Creative netizens turned Prime Minister Datuk Seri Najib Razak into a political piñata which his rivals gleefully clobbered. For some though, especially Najib’s colleagues in the ruling coalition, the kangkung jokes have grown stale.
MCA vice-president Datin Chew Mei Fun feels the kangkung issue has been overblown, reasserting that the vegetable was merely an example.
The prime minister, she says, was trying to make it relatable — a reason also cited by Najib himself — although she acknowledges that maybe he could have used a more appropriate example.
Najib’s message has been distorted, she adds.
“I wish people would look at the issue at hand. The government cannot be blamed for everything as there are things beyond their control.”
She, however, sympathises with the rakyat who want a good life without any price hikes. People feel the government has not done enough.
“We have to do more,” she says.
Chew’s fellow colleague, Umno Supreme Council member Datuk Rosnah Abdul Rashid Shirlin, describes the criticisms levelled at Najib as “ill”, stating that the jokes have gone overboard.
The former Puteri chief argues that the essence of the speech was to show that there have been positive changes.
“It may be small, but it’s there,” the Papar member of parliament says.
Although times were tough for Malaysia, it would be more beneficial to work together instead of ridiculing or bashing each other.
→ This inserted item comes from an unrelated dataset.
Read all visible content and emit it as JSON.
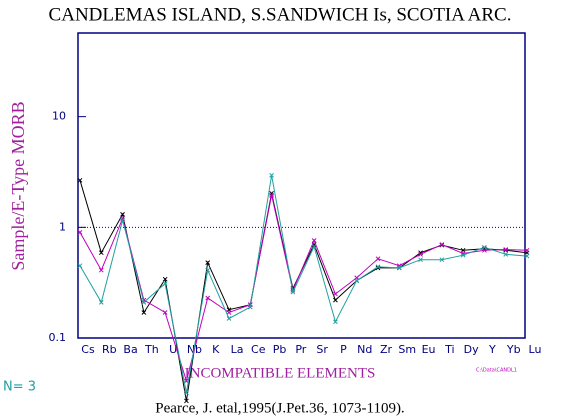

MIC central committee member Datuk S. Murugessan agrees that some have gone overboard with their ridiculing of the Barisan Nasional chairman.
The former MIC secretary-general says the opposition’s harping over the matter reveals it has run out of ideas to pick on.
“It also shows that its propaganda machine has a lot of time on its hands,” he says, adding there are more important issues to address.
Political analyst Dr Sivamurugan Pandian says the whole thing has evolved into a form of character assassination.
The rakyat should evaluate the prime minister based on the entire speech he made instead of a mere “20 seconds”.
Sivamurugan, however, points out that as politics is about perception, the opposition will exploit it.
“But it can also earn Najib sympathy.”
Political analyst Dr James Chin, meanwhile, says the government cannot take credit for prices of some food items (such as kangkung) going down as they are controlled by the free market.
“At the same time, neither can the prime minister be blamed when prices go up,” he says. Najib could have come up with a better example, he adds.
Rather than go on the defensive, Najib should have humoured his critics, he says.